Wayne State University Law School Professor Peter J. Henning is co-author of the newly released fourth edition of White Collar Crime: Law and Practice.

The casebook is one of the leading treatments of the topic for law students. Its publisher, West Academic Publishing, calls it an indispensable guide for students and practitioners alike.

Co-authors with Henning are Judge Paul Borman of the U.S. District Court for the Eastern District of Michigan and professors Jerold H. Israel of the University of Michigan Law School and Ellen S. Podgor of Stetson University College of Law.

“The fourth edition incorporates recent developments in the law of white collar crime, such as changes to mail and wire fraud prosecutions from the Supreme Court’s decision in Skilling v. United States that limited honest services fraud, and the narrow reading of an obstruction of justice statute in Yates v. United States,” Henning said. “We provide additional materials in a Statutory & Documentary Supplement and a website devoted to new cases and laws that change how white collar crimes are investigated and prosecuted.”

The book is designed to promote student appreciation of the interaction of legal doctrines as they are applied in the white collar crime field. The material covers issues related to substantive criminal law, criminal procedure, administrative procedure, corporate law, evidence, civil procedure, sentencing law and highly specialized regulatory law. The casebook also allows students to appreciate the influence of administrative policies on the development of a white collar criminal practice. In addition to traditional materials in the casebook, a companion statutory and documentary supplement provides rich primary source material.

Henning teaches courses including White Collar Crime, Criminal Procedure and Criminal Pretrial Advocacy at Wayne Law. He joined the faculty in 1994. Since then, Henning has received a number of teaching awards, including the President’s Award for Excellence in Teaching and the Donald H. Gordon Award for Excellence in Teaching. He graduated from Georgetown University Law Center in 1985. He was a senior attorney in the Division of Enforcement at the U.S. Securities & Exchange Commission until 1991, working on cases involving insider trading, penny stock fraud, market manipulation and accounting irregularities. He then moved to the Criminal Division of the U.S. Department of Justice, working in the Fraud Section on the investigation and prosecution of bank fraud.

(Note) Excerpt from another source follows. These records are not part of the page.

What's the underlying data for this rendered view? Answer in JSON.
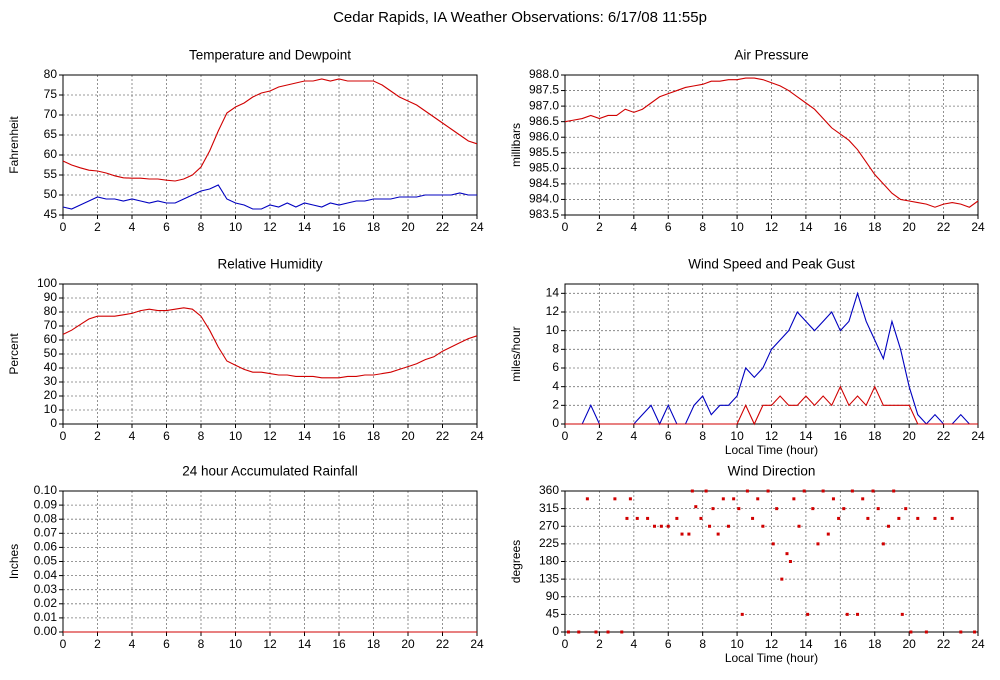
{
  "title": "Cedar Rapids, IA Weather Observations: 6/17/08 11:55p",
  "chart_data": [
    {
      "type": "line",
      "title": "Temperature and Dewpoint",
      "ylabel": "Fahrenheit",
      "x": [
        0,
        0.5,
        1,
        1.5,
        2,
        2.5,
        3,
        3.5,
        4,
        4.5,
        5,
        5.5,
        6,
        6.5,
        7,
        7.5,
        8,
        8.5,
        9,
        9.5,
        10,
        10.5,
        11,
        11.5,
        12,
        12.5,
        13,
        13.5,
        14,
        14.5,
        15,
        15.5,
        16,
        16.5,
        17,
        17.5,
        18,
        18.5,
        19,
        19.5,
        20,
        20.5,
        21,
        21.5,
        22,
        22.5,
        23,
        23.5,
        24
      ],
      "series": [
        {
          "color": "#d00000",
          "values": [
            58.5,
            57.5,
            56.8,
            56.2,
            56,
            55.5,
            54.8,
            54.3,
            54.2,
            54.2,
            54,
            54,
            53.7,
            53.5,
            54,
            55,
            57,
            61,
            66,
            70.5,
            72,
            73,
            74.5,
            75.5,
            76,
            77,
            77.5,
            78,
            78.5,
            78.5,
            79,
            78.5,
            79,
            78.5,
            78.5,
            78.5,
            78.5,
            77.5,
            76,
            74.5,
            73.5,
            72.5,
            71,
            69.5,
            68,
            66.5,
            65,
            63.5,
            62.8
          ]
        },
        {
          "color": "#0000c0",
          "values": [
            47,
            46.5,
            47.5,
            48.5,
            49.5,
            49,
            49,
            48.5,
            49,
            48.5,
            48,
            48.5,
            48,
            48,
            49,
            50,
            51,
            51.5,
            52.5,
            49,
            48,
            47.5,
            46.5,
            46.5,
            47.5,
            47,
            48,
            47,
            48,
            47.5,
            47,
            48,
            47.5,
            48,
            48.5,
            48.5,
            49,
            49,
            49,
            49.5,
            49.5,
            49.5,
            50,
            50,
            50,
            50,
            50.5,
            50,
            50
          ]
        }
      ],
      "xlim": [
        0,
        24
      ],
      "xticks": [
        0,
        2,
        4,
        6,
        8,
        10,
        12,
        14,
        16,
        18,
        20,
        22,
        24
      ],
      "ylim": [
        45,
        80
      ],
      "yticks": [
        45,
        50,
        55,
        60,
        65,
        70,
        75,
        80
      ],
      "grid": true
    },
    {
      "type": "line",
      "title": "Air Pressure",
      "ylabel": "millibars",
      "x": [
        0,
        0.5,
        1,
        1.5,
        2,
        2.5,
        3,
        3.5,
        4,
        4.5,
        5,
        5.5,
        6,
        6.5,
        7,
        7.5,
        8,
        8.5,
        9,
        9.5,
        10,
        10.5,
        11,
        11.5,
        12,
        12.5,
        13,
        13.5,
        14,
        14.5,
        15,
        15.5,
        16,
        16.5,
        17,
        17.5,
        18,
        18.5,
        19,
        19.5,
        20,
        20.5,
        21,
        21.5,
        22,
        22.5,
        23,
        23.5,
        24
      ],
      "series": [
        {
          "color": "#d00000",
          "values": [
            986.5,
            986.55,
            986.6,
            986.7,
            986.6,
            986.7,
            986.7,
            986.9,
            986.8,
            986.9,
            987.1,
            987.3,
            987.4,
            987.5,
            987.6,
            987.65,
            987.7,
            987.8,
            987.8,
            987.85,
            987.85,
            987.9,
            987.9,
            987.85,
            987.75,
            987.65,
            987.5,
            987.3,
            987.1,
            986.9,
            986.6,
            986.3,
            986.1,
            985.9,
            985.6,
            985.2,
            984.8,
            984.5,
            984.2,
            984,
            983.95,
            983.9,
            983.85,
            983.75,
            983.85,
            983.9,
            983.85,
            983.75,
            983.95
          ]
        }
      ],
      "xlim": [
        0,
        24
      ],
      "xticks": [
        0,
        2,
        4,
        6,
        8,
        10,
        12,
        14,
        16,
        18,
        20,
        22,
        24
      ],
      "ylim": [
        983.5,
        988
      ],
      "yticks": [
        983.5,
        {
          "value": 984,
          "label": "984.0"
        },
        984.5,
        {
          "value": 985,
          "label": "985.0"
        },
        985.5,
        {
          "value": 986,
          "label": "986.0"
        },
        986.5,
        {
          "value": 987,
          "label": "987.0"
        },
        987.5,
        {
          "value": 988,
          "label": "988.0"
        }
      ],
      "grid": true
    },
    {
      "type": "line",
      "title": "Relative Humidity",
      "ylabel": "Percent",
      "x": [
        0,
        0.5,
        1,
        1.5,
        2,
        2.5,
        3,
        3.5,
        4,
        4.5,
        5,
        5.5,
        6,
        6.5,
        7,
        7.5,
        8,
        8.5,
        9,
        9.5,
        10,
        10.5,
        11,
        11.5,
        12,
        12.5,
        13,
        13.5,
        14,
        14.5,
        15,
        15.5,
        16,
        16.5,
        17,
        17.5,
        18,
        18.5,
        19,
        19.5,
        20,
        20.5,
        21,
        21.5,
        22,
        22.5,
        23,
        23.5,
        24
      ],
      "series": [
        {
          "color": "#d00000",
          "values": [
            64,
            67,
            71,
            75,
            77,
            77,
            77,
            78,
            79,
            81,
            82,
            81,
            81,
            82,
            83,
            82,
            77,
            67,
            55,
            45,
            42,
            39,
            37,
            37,
            36,
            35,
            35,
            34,
            34,
            34,
            33,
            33,
            33,
            34,
            34,
            35,
            35,
            36,
            37,
            39,
            41,
            43,
            46,
            48,
            52,
            55,
            58,
            61,
            63
          ]
        }
      ],
      "xlim": [
        0,
        24
      ],
      "xticks": [
        0,
        2,
        4,
        6,
        8,
        10,
        12,
        14,
        16,
        18,
        20,
        22,
        24
      ],
      "ylim": [
        0,
        100
      ],
      "yticks": [
        0,
        10,
        20,
        30,
        40,
        50,
        60,
        70,
        80,
        90,
        100
      ],
      "grid": true
    },
    {
      "type": "line",
      "title": "Wind Speed and Peak Gust",
      "ylabel": "miles/hour",
      "xlabel": "Local Time (hour)",
      "x": [
        0,
        0.5,
        1,
        1.5,
        2,
        2.5,
        3,
        3.5,
        4,
        4.5,
        5,
        5.5,
        6,
        6.5,
        7,
        7.5,
        8,
        8.5,
        9,
        9.5,
        10,
        10.5,
        11,
        11.5,
        12,
        12.5,
        13,
        13.5,
        14,
        14.5,
        15,
        15.5,
        16,
        16.5,
        17,
        17.5,
        18,
        18.5,
        19,
        19.5,
        20,
        20.5,
        21,
        21.5,
        22,
        22.5,
        23,
        23.5,
        24
      ],
      "series": [
        {
          "color": "#0000c0",
          "values": [
            0,
            0,
            0,
            2,
            0,
            0,
            0,
            0,
            0,
            1,
            2,
            0,
            2,
            0,
            0,
            2,
            3,
            1,
            2,
            2,
            3,
            6,
            5,
            6,
            8,
            9,
            10,
            12,
            11,
            10,
            11,
            12,
            10,
            11,
            14,
            11,
            9,
            7,
            11,
            8,
            4,
            1,
            0,
            1,
            0,
            0,
            1,
            0,
            0
          ]
        },
        {
          "color": "#d00000",
          "values": [
            0,
            0,
            0,
            0,
            0,
            0,
            0,
            0,
            0,
            0,
            0,
            0,
            0,
            0,
            0,
            0,
            0,
            0,
            0,
            0,
            0,
            2,
            0,
            2,
            2,
            3,
            2,
            2,
            3,
            2,
            3,
            2,
            4,
            2,
            3,
            2,
            4,
            2,
            2,
            2,
            2,
            0,
            0,
            0,
            0,
            0,
            0,
            0,
            0
          ]
        }
      ],
      "xlim": [
        0,
        24
      ],
      "xticks": [
        0,
        2,
        4,
        6,
        8,
        10,
        12,
        14,
        16,
        18,
        20,
        22,
        24
      ],
      "ylim": [
        0,
        15
      ],
      "yticks": [
        0,
        2,
        4,
        6,
        8,
        10,
        12,
        14
      ],
      "grid": true
    },
    {
      "type": "line",
      "title": "24 hour Accumulated Rainfall",
      "ylabel": "Inches",
      "x": [
        0,
        24
      ],
      "series": [
        {
          "color": "#d00000",
          "values": [
            0,
            0
          ]
        }
      ],
      "xlim": [
        0,
        24
      ],
      "xticks": [
        0,
        2,
        4,
        6,
        8,
        10,
        12,
        14,
        16,
        18,
        20,
        22,
        24
      ],
      "ylim": [
        0,
        0.1
      ],
      "yticks": [
        {
          "value": 0,
          "label": "0.00"
        },
        0.01,
        0.02,
        0.03,
        0.04,
        0.05,
        0.06,
        0.07,
        0.08,
        0.09,
        {
          "value": 0.1,
          "label": "0.10"
        }
      ],
      "grid": true
    },
    {
      "type": "scatter",
      "title": "Wind Direction",
      "ylabel": "degrees",
      "xlabel": "Local Time (hour)",
      "x": [
        0.2,
        0.8,
        1.3,
        1.8,
        2.5,
        2.9,
        3.3,
        3.6,
        3.8,
        4.2,
        4.8,
        5.2,
        5.6,
        6,
        6.5,
        6.8,
        7.2,
        7.4,
        7.6,
        7.9,
        8.2,
        8.4,
        8.6,
        8.9,
        9.2,
        9.5,
        9.8,
        10.1,
        10.3,
        10.6,
        10.9,
        11.2,
        11.5,
        11.8,
        12.1,
        12.3,
        12.6,
        12.9,
        13.1,
        13.3,
        13.6,
        13.9,
        14.1,
        14.4,
        14.7,
        15,
        15.3,
        15.6,
        15.9,
        16.2,
        16.4,
        16.7,
        17,
        17.3,
        17.6,
        17.9,
        18.2,
        18.5,
        18.8,
        19.1,
        19.4,
        19.6,
        19.8,
        20.1,
        20.5,
        21,
        21.5,
        22.5,
        23,
        23.8
      ],
      "series": [
        {
          "color": "#d00000",
          "values": [
            0,
            0,
            340,
            0,
            0,
            340,
            0,
            290,
            340,
            290,
            290,
            270,
            270,
            270,
            290,
            250,
            250,
            360,
            320,
            290,
            360,
            270,
            315,
            250,
            340,
            270,
            340,
            315,
            45,
            360,
            290,
            340,
            270,
            360,
            225,
            315,
            135,
            200,
            180,
            340,
            270,
            360,
            45,
            315,
            225,
            360,
            250,
            340,
            290,
            315,
            45,
            360,
            45,
            340,
            290,
            360,
            315,
            225,
            270,
            360,
            290,
            45,
            315,
            0,
            290,
            0,
            290,
            290,
            0,
            0
          ]
        }
      ],
      "xlim": [
        0,
        24
      ],
      "xticks": [
        0,
        2,
        4,
        6,
        8,
        10,
        12,
        14,
        16,
        18,
        20,
        22,
        24
      ],
      "ylim": [
        0,
        360
      ],
      "yticks": [
        0,
        45,
        90,
        135,
        180,
        225,
        270,
        315,
        360
      ],
      "grid": true
    }
  ]
}
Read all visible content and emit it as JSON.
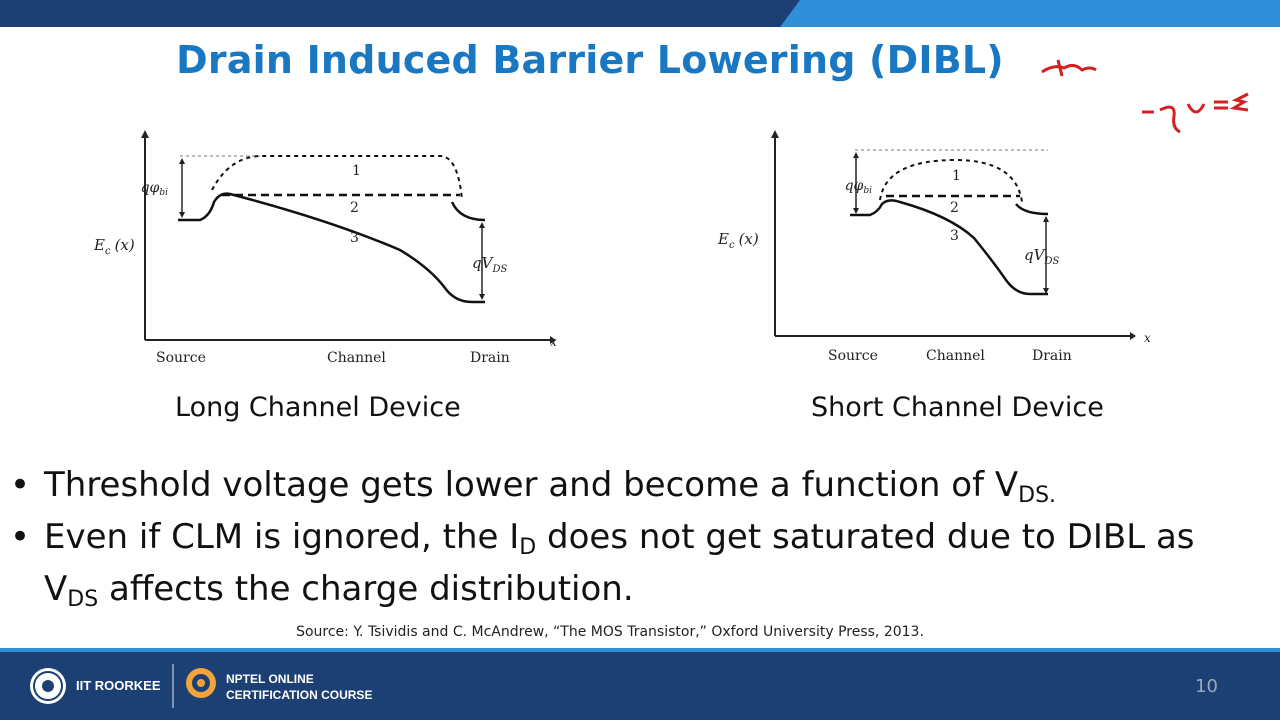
{
  "slide": {
    "title": "Drain Induced Barrier Lowering (DIBL)",
    "page_number": "10",
    "source": "Source: Y. Tsividis and C. McAndrew, “The MOS Transistor,” Oxford University Press, 2013."
  },
  "long_diagram": {
    "caption": "Long Channel Device",
    "ylabel": "E",
    "ysub": "c",
    "yarg": "(x)",
    "xaxis": "x",
    "barrier_label": "qφ",
    "barrier_sub": "bi",
    "vds_label": "qV",
    "vds_sub": "DS",
    "x_labels": [
      "Source",
      "Channel",
      "Drain"
    ],
    "curve_labels": [
      "1",
      "2",
      "3"
    ]
  },
  "short_diagram": {
    "caption": "Short Channel Device",
    "ylabel": "E",
    "ysub": "c",
    "yarg": "(x)",
    "xaxis": "x",
    "barrier_label": "qφ",
    "barrier_sub": "bi",
    "vds_label": "qV",
    "vds_sub": "DS",
    "x_labels": [
      "Source",
      "Channel",
      "Drain"
    ],
    "curve_labels": [
      "1",
      "2",
      "3"
    ]
  },
  "bullets": {
    "b1_text": "Threshold voltage gets lower and become a function of V",
    "b1_sub": "DS.",
    "b2_pre": "Even if CLM is ignored, the I",
    "b2_sub1": "D",
    "b2_mid": " does not get saturated due to DIBL as",
    "b2_line2_v": "V",
    "b2_sub2": "DS",
    "b2_post": " affects the charge distribution."
  },
  "footer": {
    "institute": "IIT ROORKEE",
    "course_line1": "NPTEL ONLINE",
    "course_line2": "CERTIFICATION COURSE"
  },
  "colors": {
    "title": "#1a78c2",
    "footer": "#1c3f74",
    "accent": "#2f8fd8",
    "ink": "#d42020"
  }
}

Henning’s scholarship focuses primarily on white collar crime, constitutional criminal procedure and attorney ethics. He frequently publishes articles and often is quoted in the media and asked to comment on legal issues. He is a neutral arbiter through the National Association of Securities Dealers Dispute Resolution arbitration program to resolve customer and broker claims involving securities. Henning also writes a regular column for The New York Times DealBook called White Collar Watch.